Dopo l’annunciato scioglimento delle Camere e la recente “dichiarazione costituzionale” diffusa dai militari, da alcuni giorni migliaia di manifestanti hanno ripreso a occupare la piazza centrale del Cairo, divenuta simbolo della rivoluzione che ha rovesciato il presidente Hosni Mubarak.

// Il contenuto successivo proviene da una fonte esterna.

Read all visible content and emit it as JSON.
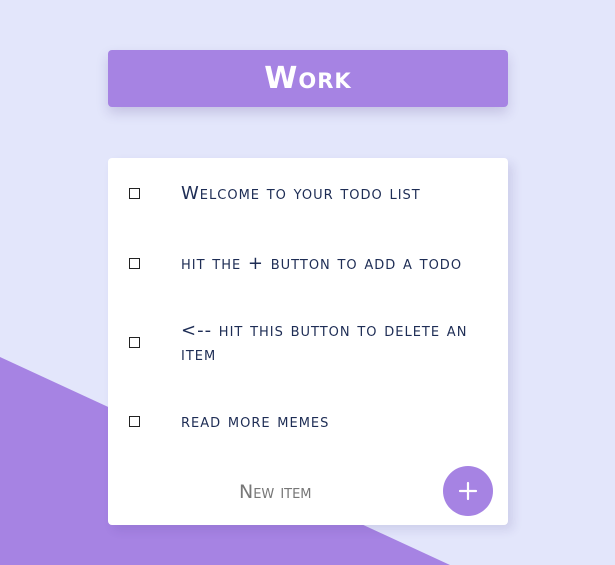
{
  "colors": {
    "background": "#e3e6fb",
    "accent": "#a683e3",
    "card": "#ffffff",
    "item_text": "#1e2d55",
    "placeholder": "#777777"
  },
  "header": {
    "title": "Work"
  },
  "todos": [
    {
      "label": "Welcome to your todo list",
      "checked": false
    },
    {
      "label": "hit the + button to add a todo",
      "checked": false
    },
    {
      "label": "<-- hit this button to delete an item",
      "checked": false
    },
    {
      "label": "read more memes",
      "checked": false
    }
  ],
  "new_item": {
    "placeholder": "New item",
    "value": ""
  },
  "add_button": {
    "icon": "plus-icon"
  }
}
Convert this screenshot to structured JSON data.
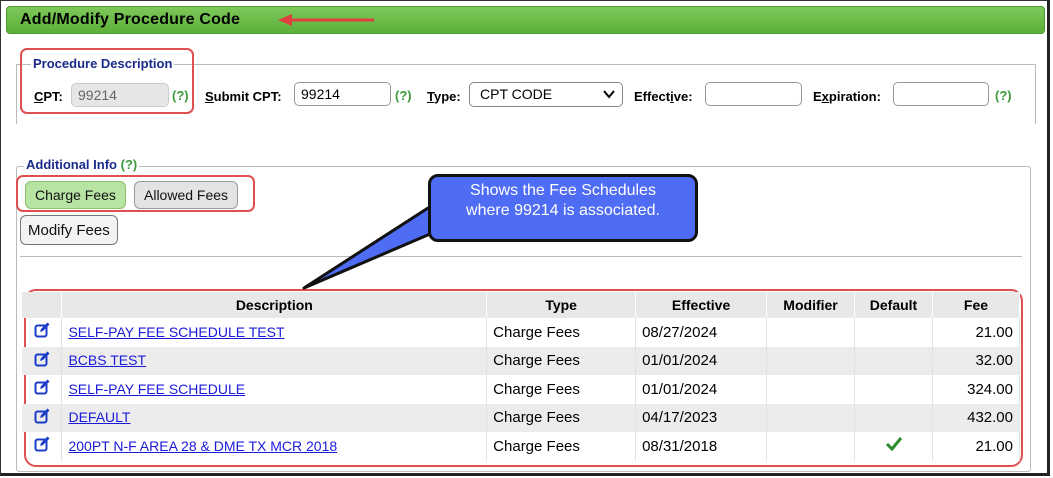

L’apprensione dei movimenti rivoluzionari e dei partiti islamisti, a cui il voto delle urne aveva consegnato la maggioranza dei seggi in parlamento, è aumentata anche in seguito al rinvio della pubblicazione dei risultati delle elezioni presidenziali, inizialmente previsto per giovedì e posticipato, invece, al fine-settimana.
Non accenna a placarsi, intanto, la polemica tra i due candidati al ballottaggio, Mohammed Morsy e Ahmed Shafiq, che rivendicano entrambi la vittoria.
La fiducia dell’opinione pubblica nel fatto che l’esito del voto non sia condizionato da brogli – riferisce il quotidiano Al Ahram – è ai minimi storici, considerato anche che la maggior parte dei giudici che compongono la Commissione elettorale erano stati nominati negli anni di Mubarak. Tra gli avvenimenti che avevano preceduto e infiammato la cosiddetta ‘Primavera egiziana’ va ricordato infatti un voto parlamentare, nel novembre 2010, che aveva visto assegnare il 90% dei seggi al Partito nazionale democratico di maggioranza.
Dal canto loro, i Fratelli musulmani hanno promesso battaglia nel caso in cui la Commissione dovesse annunciare la vittoria di Shafiq, dicendosi sicuri di avere ottenuto almeno il 52% delle preferenze a livello nazionale. E mentre l’Egitto trattiene il fiato in vista degli avvenimenti delle prossime ore, la stampa descrive un paese sull’orlo del precipizio. “L’Egitto sta per esplodere” titola questa mattina il quotidiano Al Watan, preoccupato per come i due fronti contrapposti potrebbero reagire all’annuncio della sconfitta del proprio candidato. Una situazione di alta tensione a cui i militari hanno risposto con “un dispiegamento di forze senza precedenti”, sottolinea Al Masry al Youm, “che non lascia presagire niente di buono”.